Other more sophisticated means of arriving at the ideal figure include human life value (HLV), need analysis and income replacement methods, amongst which the former is the most commonly used one.
How to work out human life value
The required insurance is equal to the present value of all future incomes that the life assured is likely to earn minus the amount of expenses, tax liability and existing insurance cover. For example, let’s assume a 45-year-old sole breadwinner earns Rs 5 lakh a year. His personal expenses, including taxes paid, amount to close to Rs 1.25 lakh and he is currently paying an insurance premium of Rs 20,000.
What online Term Plans Offer
While a large number of Indians continues to invest in insurance-cum-investment plans with an eye on tax benefits, the advent of online term plans has slightly tilted the scales in favour of protection plans. These online policies are 20-30% cheaper than their offline counterparts.
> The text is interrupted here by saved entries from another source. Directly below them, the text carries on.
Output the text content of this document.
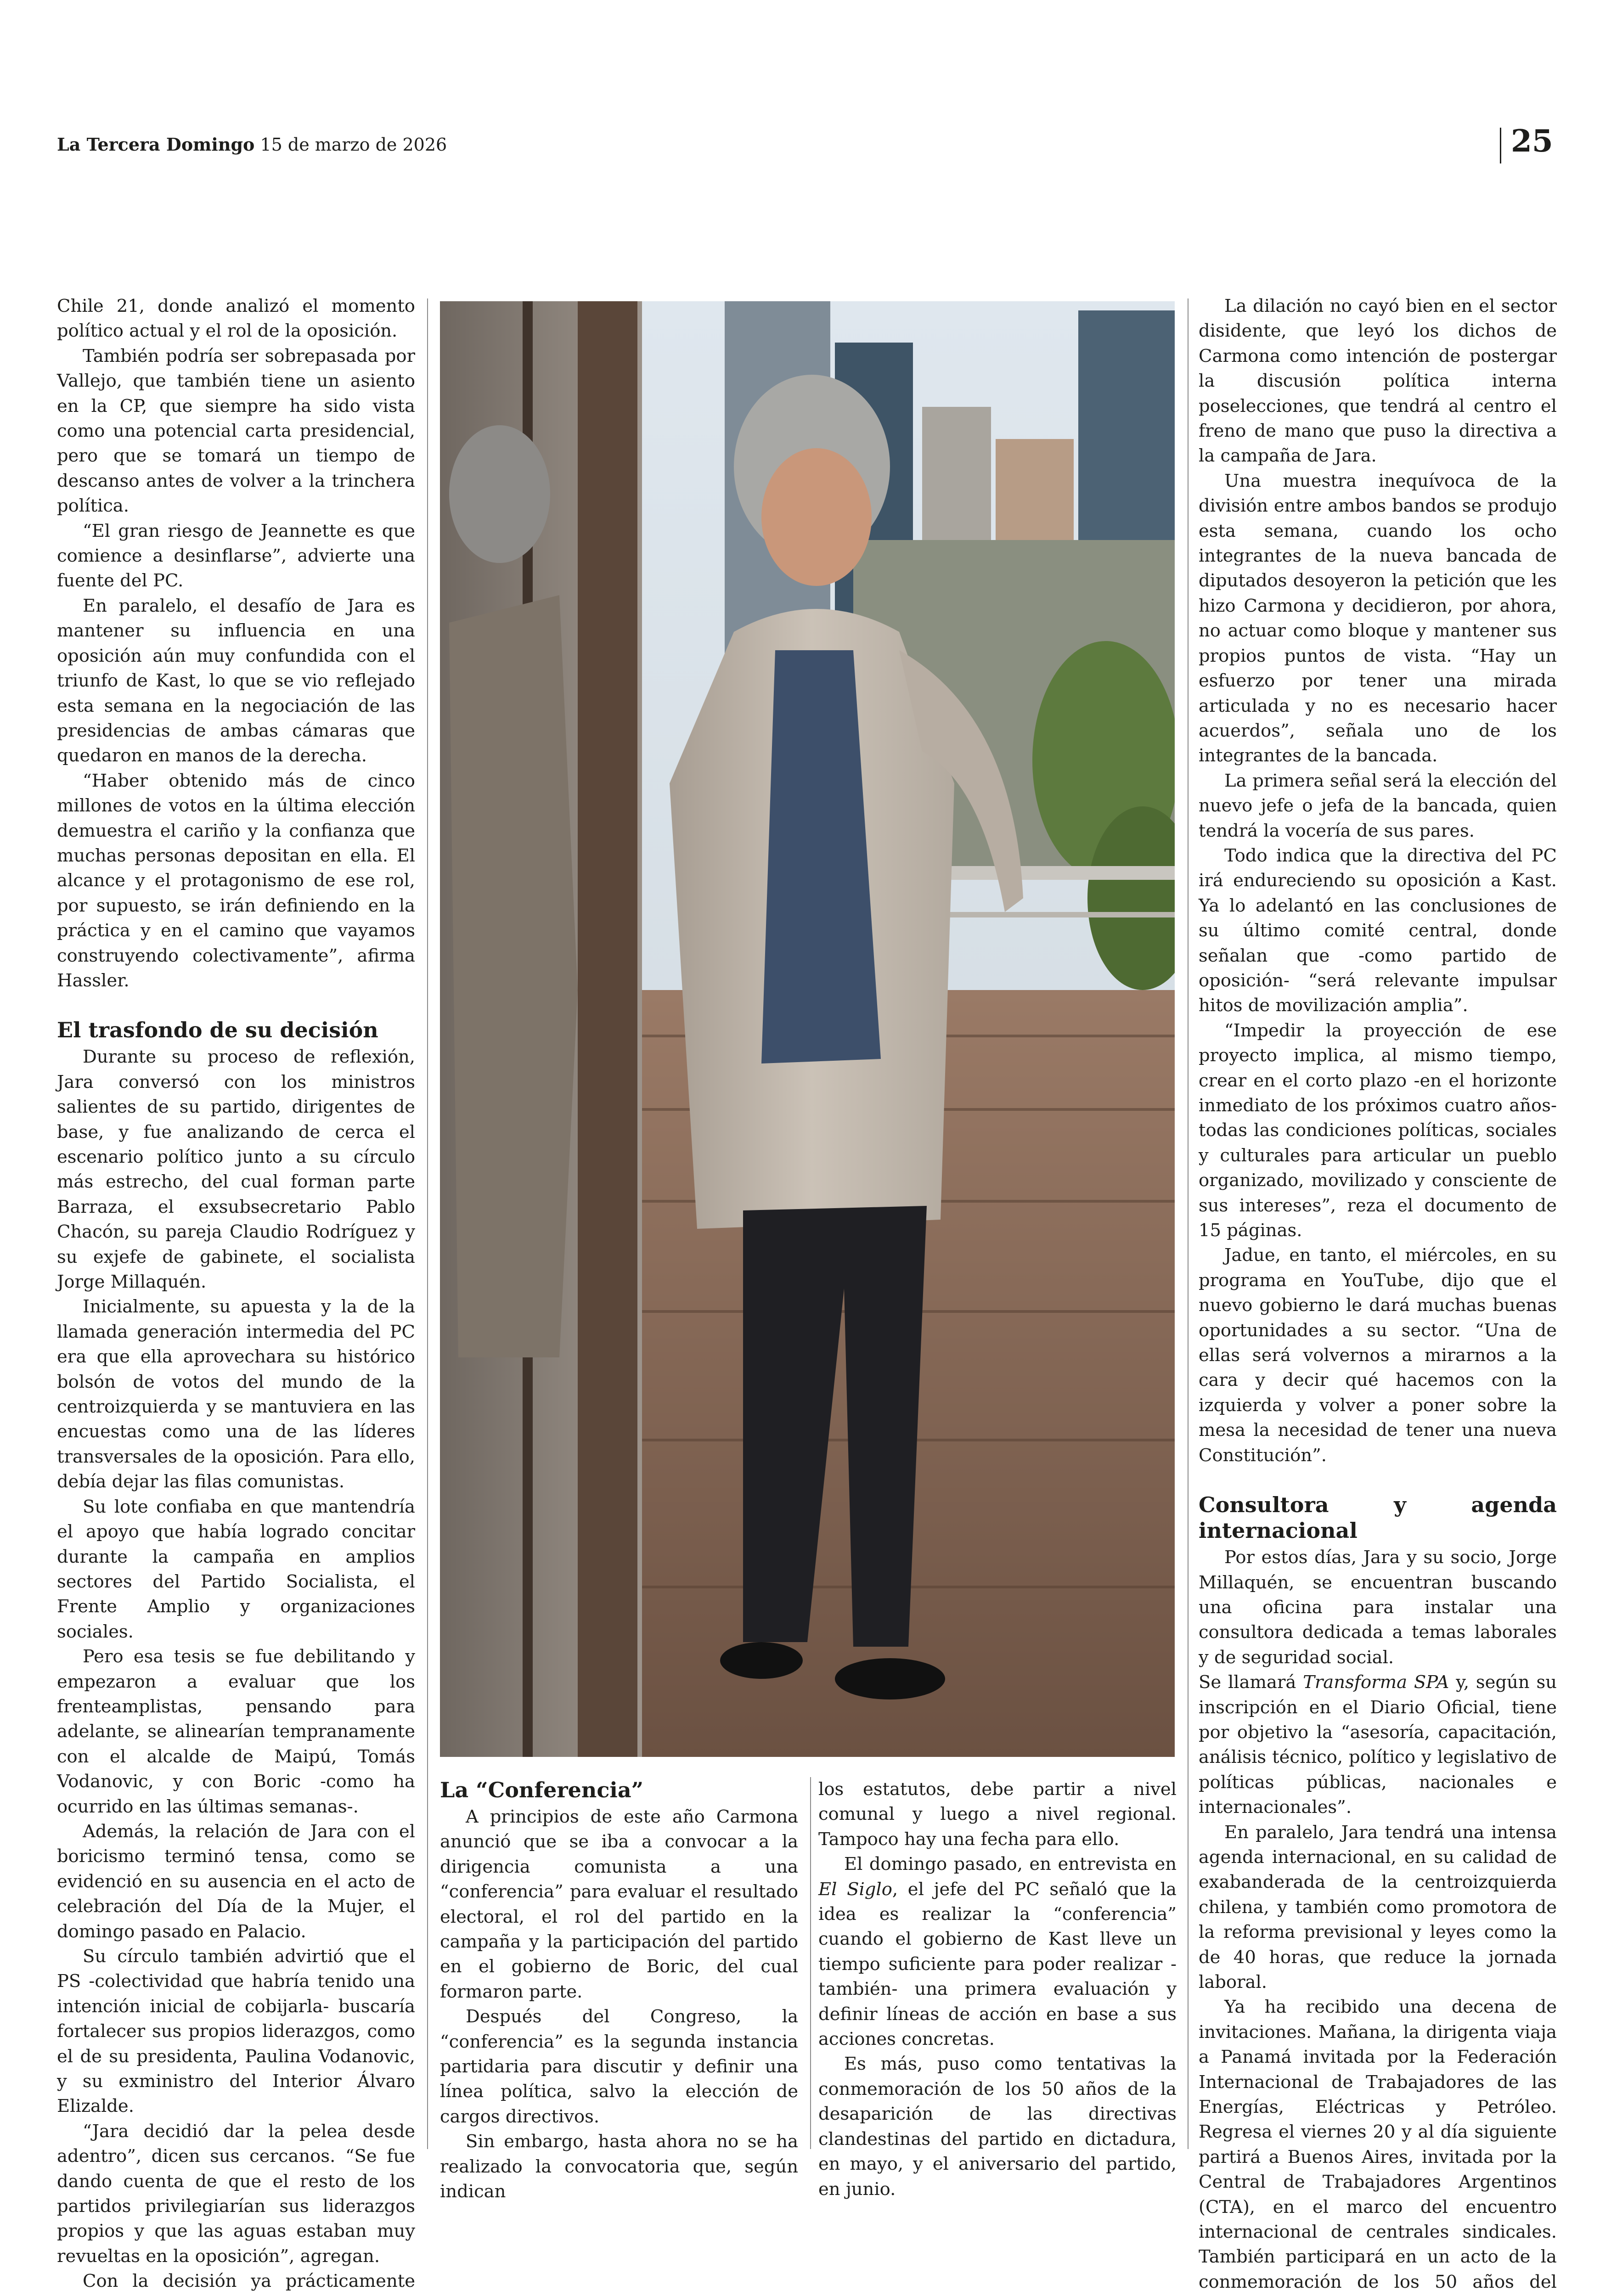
La Tercera Domingo 15 de marzo de 2026	25

Chile 21, donde analizó el momento político actual y el rol de la oposición.

También podría ser sobrepasada por Vallejo, que también tiene un asiento en la CP, que siempre ha sido vista como una potencial carta presidencial, pero que se tomará un tiempo de descanso antes de volver a la trinchera política.

“El gran riesgo de Jeannette es que comience a desinflarse”, advierte una fuente del PC.

En paralelo, el desafío de Jara es mantener su influencia en una oposición aún muy confundida con el triunfo de Kast, lo que se vio reflejado esta semana en la negociación de las presidencias de ambas cámaras que quedaron en manos de la derecha.

“Haber obtenido más de cinco millones de votos en la última elección demuestra el cariño y la confianza que muchas personas depositan en ella. El alcance y el protagonismo de ese rol, por supuesto, se irán definiendo en la práctica y en el camino que vayamos construyendo colectivamente”, afirma Hassler.

El trasfondo de su decisión

Durante su proceso de reflexión, Jara conversó con los ministros salientes de su partido, dirigentes de base, y fue analizando de cerca el escenario político junto a su círculo más estrecho, del cual forman parte Barraza, el exsubsecretario Pablo Chacón, su pareja Claudio Rodríguez y su exjefe de gabinete, el socialista Jorge Millaquén.

Inicialmente, su apuesta y la de la llamada generación intermedia del PC era que ella aprovechara su histórico bolsón de votos del mundo de la centroizquierda y se mantuviera en las encuestas como una de las líderes transversales de la oposición. Para ello, debía dejar las filas comunistas.

Su lote confiaba en que mantendría el apoyo que había logrado concitar durante la campaña en amplios sectores del Partido Socialista, el Frente Amplio y organizaciones sociales.

Pero esa tesis se fue debilitando y empezaron a evaluar que los frenteamplistas, pensando para adelante, se alinearían tempranamente con el alcalde de Maipú, Tomás Vodanovic, y con Boric -como ha ocurrido en las últimas semanas-.

Además, la relación de Jara con el boricismo terminó tensa, como se evidenció en su ausencia en el acto de celebración del Día de la Mujer, el domingo pasado en Palacio.

Su círculo también advirtió que el PS -colectividad que habría tenido una intención inicial de cobijarla- buscaría fortalecer sus propios liderazgos, como el de su presidenta, Paulina Vodanovic, y su exministro del Interior Álvaro Elizalde.

“Jara decidió dar la pelea desde adentro”, dicen sus cercanos. “Se fue dando cuenta de que el resto de los partidos privilegiarían sus liderazgos propios y que las aguas estaban muy revueltas en la oposición”, agregan.

Con la decisión ya prácticamente

La “Conferencia”

A principios de este año Carmona anunció que se iba a convocar a la dirigencia comunista a una “conferencia” para evaluar el resultado electoral, el rol del partido en la campaña y la participación del partido en el gobierno de Boric, del cual formaron parte.

Después del Congreso, la “conferencia” es la segunda instancia partidaria para discutir y definir una línea política, salvo la elección de cargos directivos.

Sin embargo, hasta ahora no se ha realizado la convocatoria que, según indican

los estatutos, debe partir a nivel comunal y luego a nivel regional. Tampoco hay una fecha para ello.

El domingo pasado, en entrevista en El Siglo, el jefe del PC señaló que la idea es realizar la “conferencia” cuando el gobierno de Kast lleve un tiempo suficiente para poder realizar -también- una primera evaluación y definir líneas de acción en base a sus acciones concretas.

Es más, puso como tentativas la conmemoración de los 50 años de la desaparición de las directivas clandestinas del partido en dictadura, en mayo, y el aniversario del partido, en junio.

La dilación no cayó bien en el sector disidente, que leyó los dichos de Carmona como intención de postergar la discusión política interna poselecciones, que tendrá al centro el freno de mano que puso la directiva a la campaña de Jara.

Una muestra inequívoca de la división entre ambos bandos se produjo esta semana, cuando los ocho integrantes de la nueva bancada de diputados desoyeron la petición que les hizo Carmona y decidieron, por ahora, no actuar como bloque y mantener sus propios puntos de vista. “Hay un esfuerzo por tener una mirada articulada y no es necesario hacer acuerdos”, señala uno de los integrantes de la bancada.

La primera señal será la elección del nuevo jefe o jefa de la bancada, quien tendrá la vocería de sus pares.

Todo indica que la directiva del PC irá endureciendo su oposición a Kast. Ya lo adelantó en las conclusiones de su último comité central, donde señalan que -como partido de oposición- “será relevante impulsar hitos de movilización amplia”.

“Impedir la proyección de ese proyecto implica, al mismo tiempo, crear en el corto plazo -en el horizonte inmediato de los próximos cuatro años- todas las condiciones políticas, sociales y culturales para articular un pueblo organizado, movilizado y consciente de sus intereses”, reza el documento de 15 páginas.

Jadue, en tanto, el miércoles, en su programa en YouTube, dijo que el nuevo gobierno le dará muchas buenas oportunidades a su sector. “Una de ellas será volvernos a mirarnos a la cara y decir qué hacemos con la izquierda y volver a poner sobre la mesa la necesidad de tener una nueva Constitución”.

Consultora y agenda internacional

Por estos días, Jara y su socio, Jorge Millaquén, se encuentran buscando una oficina para instalar una consultora dedicada a temas laborales y de seguridad social.

Se llamará Transforma SPA y, según su inscripción en el Diario Oficial, tiene por objetivo la “asesoría, capacitación, análisis técnico, político y legislativo de políticas públicas, nacionales e internacionales”.

En paralelo, Jara tendrá una intensa agenda internacional, en su calidad de exabanderada de la centroizquierda chilena, y también como promotora de la reforma previsional y leyes como la de 40 horas, que reduce la jornada laboral.

Ya ha recibido una decena de invitaciones. Mañana, la dirigenta viaja a Panamá invitada por la Federación Internacional de Trabajadores de las Energías, Eléctricas y Petróleo. Regresa el viernes 20 y al día siguiente partirá a Buenos Aires, invitada por la Central de Trabajadores Argentinos (CTA), en el marco del encuentro internacional de centrales sindicales. También participará en un acto de la conmemoración de los 50 años del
Many insurers are now selling term plans only through the online channel. You can buy these covers directly from their websites or through aggregator portals.
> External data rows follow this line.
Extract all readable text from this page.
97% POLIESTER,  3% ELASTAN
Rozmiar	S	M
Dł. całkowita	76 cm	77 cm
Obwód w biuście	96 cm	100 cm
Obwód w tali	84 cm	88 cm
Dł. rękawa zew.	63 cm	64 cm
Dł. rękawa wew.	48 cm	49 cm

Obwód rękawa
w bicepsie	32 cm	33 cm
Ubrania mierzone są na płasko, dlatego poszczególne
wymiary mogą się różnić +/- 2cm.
The premium of these policies is so low because there is no intermediary and because the online buyer is perceived as a lowrisk customer. He is educated, earns reasonably well, is concerned about protection and is likely to have health insurance as well. In case of a medical emergency, he may be able to quickly reach a hospital and access specialised medical treatment. These factors combine to lower the risk for the insurer.
Some companies such as HDFC Life also offer the monthly premium facility so it becomes easier for the buyer. A 30-year-old man will have to pay only Rs 900 a month for a cover of Rs 1 crore for 30 years. At 35, the premium is slightly higher at Rs 1,070 per month.
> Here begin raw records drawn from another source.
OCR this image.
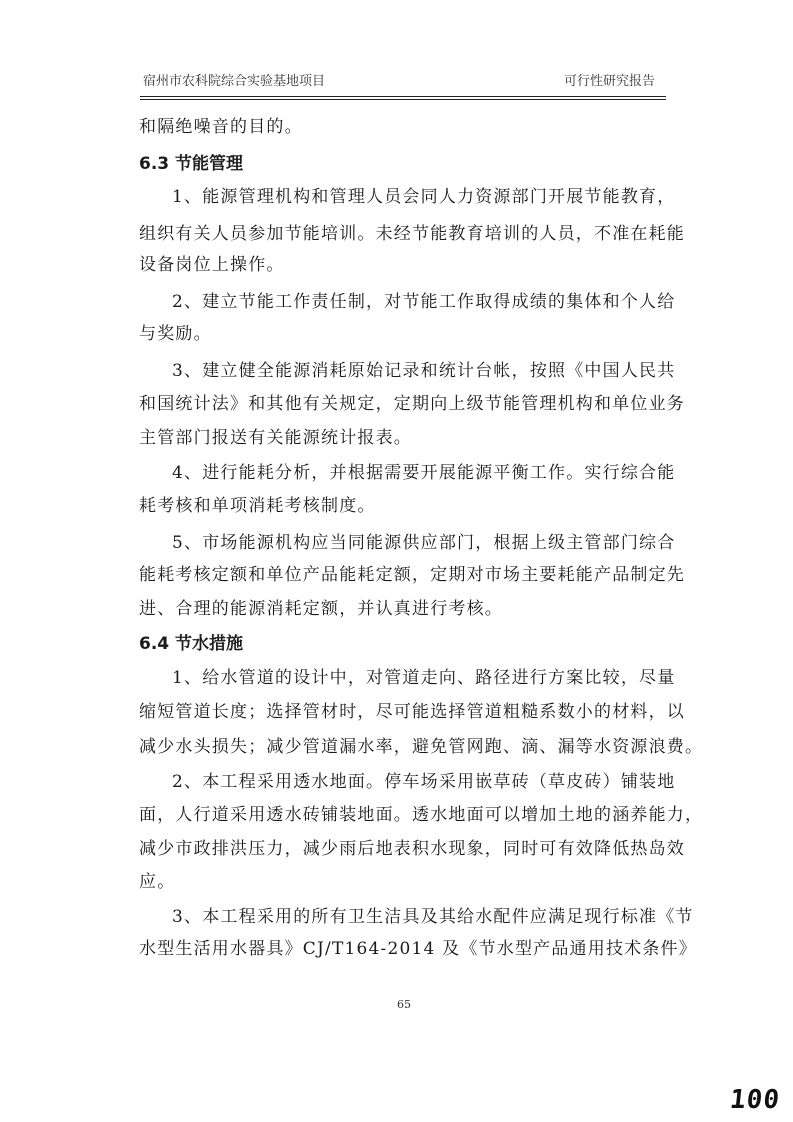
宿州市农科院综合实验基地项目	可行性研究报告
和隔绝噪音的目的。
6.3 节能管理
1、能源管理机构和管理人员会同人力资源部门开展节能教育，
组织有关人员参加节能培训。未经节能教育培训的人员，不准在耗能
设备岗位上操作。
2、建立节能工作责任制，对节能工作取得成绩的集体和个人给
与奖励。
3、建立健全能源消耗原始记录和统计台帐，按照《中国人民共
和国统计法》和其他有关规定，定期向上级节能管理机构和单位业务
主管部门报送有关能源统计报表。
4、进行能耗分析，并根据需要开展能源平衡工作。实行综合能
耗考核和单项消耗考核制度。
5、市场能源机构应当同能源供应部门，根据上级主管部门综合
能耗考核定额和单位产品能耗定额，定期对市场主要耗能产品制定先
进、合理的能源消耗定额，并认真进行考核。
6.4 节水措施
1、给水管道的设计中，对管道走向、路径进行方案比较，尽量
缩短管道长度；选择管材时，尽可能选择管道粗糙系数小的材料，以
减少水头损失；减少管道漏水率，避免管网跑、滴、漏等水资源浪费。
2、本工程采用透水地面。停车场采用嵌草砖（草皮砖）铺装地
面，人行道采用透水砖铺装地面。透水地面可以增加土地的涵养能力，
减少市政排洪压力，减少雨后地表积水现象，同时可有效降低热岛效
应。
3、本工程采用的所有卫生洁具及其给水配件应满足现行标准《节
水型生活用水器具》CJ/T164-2014 及《节水型产品通用技术条件》
65
100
However, go for the monthly premium option only if you are disciplined about your finances. When you purchase online, there won’t be any agent running after you for the renewal premium. If you are the forgetful sorts and don’t pay when the premium is due, your policy can lapse. Companies offer a grace period of 15-30 days for late payment of premium but don’t bank on it. Missing a monthly premium could result in the policy lapsing and you losing the insurance cover.
Agents try to dissuade online buyers, saying such policies don’t get good service from companies. This is not true. The online customer can expect the same quality of service from the insurance company as any other customer. When a claim is processed, there is no differentiation between a policy bought online and one purchased through an agent. Besides, all insurance companies have to comply with the rules laid down by the insurance regulator Irdai.
Choosing the right term plan
Term plans are no longer the plain vanilla products they used to be till a few years ago. Insurance companies have crafted innovations that suit various customers and situations. In some plans, the insured amount goes up to account for inflation.
In others, the payout is not given as a lump sum but staggered over 10-15 years. There are also plans where you get back the entire premium paid at the end of the term. However, not all of these innovations are good for the customer. A plain vanilla term plan that pays a lump sum amount on death is perhaps the best way to insure yourself.